Back in high school during the 1980s, Mike Hochstetler developed a large, painful callus on his
writing hand. After enrolling at Notre Dame and enduring more discomfort, he figured out how
to cure the problem. Today the remedy has become his life.
Hochstetler '93 is proprietor of Michael's Pens. In his one-person enterprise, he designs
every model (23 so far), assembles each personally, handles all the distribution, keeps the books,
writes and prints off promotional brochures, travels the country's pen-show circuit as salesman
and maintains his company's website. To hear him talk, he's living a several-year daydream.
In his marketing-major days on campus -- and before the ergonomic trend in writing
instruments -- Hochstetler invented what he called The Worm. Initially whittled out of soap and
wood, the spiral, screw-like design resulted in a pen intended to relieve writer's cramp and
prevent calluses. "I tried to maneuver as many ways to bring it to market," he says.
During his last two years at Notre Dame, Hochstetler developed prototypes of The
Worm, displaying it at trade shows and ultimately licensing the 99-cent pen to a Taiwanese
importer. On a trip to Asia as a senior, the Bremen, Indiana, native watched The Worm being
made in Taiwan and exhibited it at the International Stationery and Office Products Fair in
Tokyo.
While media coverage tracked his success, Hochstetler gained two U.S. patents for his
ergonomic inventions. Mass production and distribution created sales to Wal-Mart and other
retailers in this country and abroad.
But, in Hochstetler's view, The Worm turned in the here-today, gone-tomorrow
marketplace of fad-oriented, disposable products. Although modest royalties came to him from
the licensing venture, competition from other user-friendly pens and pencils spelled the end of
The Worm in the mid-1990s.
For a decade after graduation, Hochstetler pursued marketing and other jobs in the
Chicago area. Yet he never abandoned his ambition for invention and of being the head of his
own company.
"I know it sounds cliché," he says, "but in middle school through high school I liked
reading the stories about people who had made something from nothing. My book reports would
always be the biographies of people like Henry Ford and Walt Disney."
Hochstetler's "eureka" moment of inspiration for Michael's Pens occurred at a Wal-Mart
as he surveyed row after row of products. He considered adapting his earlier idea of a
comfortable-feeling pen by designing distinctive, durable ones people would want to use and
keep.
Incorporating the patents he'd already received, Hochstetler created prototypes for two
now-trademarked lines: the Fat Boy and the Arcangelo. Both are machined out of aircraft-quality
aluminum bars from American suppliers -- and would never be confused with mass-produced,
throwaway stick models.
The big seller
The Fat Boy is the biggest seller -- with 1,000 customers in 2004 and 3,000 in 2005. The
name, Hochstetler chuckles, "just came to me. It's a fat pen. It gets people to smile when they
say it. The naming is a very, very critical part of a pen for it to sell."
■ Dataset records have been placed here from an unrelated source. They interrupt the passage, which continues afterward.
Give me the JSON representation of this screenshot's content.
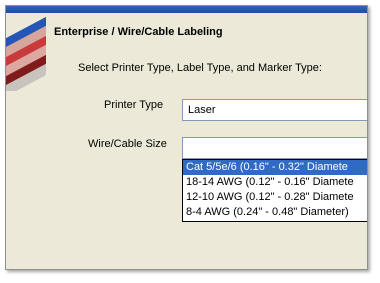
{
  "header": {
    "title": "Enterprise / Wire/Cable Labeling"
  },
  "instruction": "Select Printer Type, Label Type, and Marker Type:",
  "printer_type": {
    "label": "Printer Type",
    "value": "Laser"
  },
  "wire_size": {
    "label": "Wire/Cable Size",
    "value": "",
    "options": [
      "Cat 5/5e/6  (0.16\" - 0.32\" Diamete",
      "18-14 AWG  (0.12\" - 0.16\" Diamete",
      "12-10 AWG  (0.12\" - 0.28\" Diamete",
      "8-4 AWG  (0.24\" - 0.48\" Diameter)"
    ],
    "selected_index": 0
  },
  "colors": {
    "highlight": "#316ac5",
    "panel": "#ece9d8",
    "titlebar": "#1b4e9f"
  }
}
Creating one Fat Boy involves a four-step process carried out across Indiana. Once the
barrel and tip are made at a shop in Franklin, Hochstetler takes the barrel for anodized coloring
in Indianapolis. A company in North Webster adds laser markings before Hochstetler completes
the assembly in his Bremen home.
Proud that each Fat Boy is manufactured in America (almost unprecedented for the pen
trade today), Hochstetler's only regret is that the internal, retractable mechanism needs to be
ordered from Germany. Nobody in this country does such work any longer.
Given the girth and weight of the barrel, Hochstetler adds rubber rings near the pen point
for comfort. "It's all about the grip," he says, "but it's really about style."
To meet the demand of a change-conscious marketplace and the collector clientele, he
constantly develops new and different Fat Boy designs and colors. Some models he makes
exclusively for specific merchants such as Levenger, the Florida-based company specializing in
tools for readers and writers.
"He takes a lot of pride in what he makes," says Frank Weissman, retail manager for the
Levenger stores in Chicago and himself an avid pen collector. "At Levenger we're always
looking for new and innovative pens. Mike is as original as they come in the designs he's
developing."
Although Hochstetler is involved with each Fat Boy, which cost on average $95, he
personally mills, sands and polishes the spiral-shaped, Worm-resembling Arcangelo, priced at
$195 and named for his Italian immigrant grandfather. "I probably would have been a machinist
in another life," he says.
Hochstetler realizes that launching Michael's Pens is a considerable gamble -- and that
most inventors are colossal dreamers. But his company's growing, and he's even started a Fat
Boy Club. "The pens just keep on rolling," he says, adding with a marketeer's bravado: "People
want a pen made in the USA."
Robert Schmuhl is professor of American Studies and director of the John W. Gallivan Program
in Journalism, Ethics & Democracy at Notre Dame.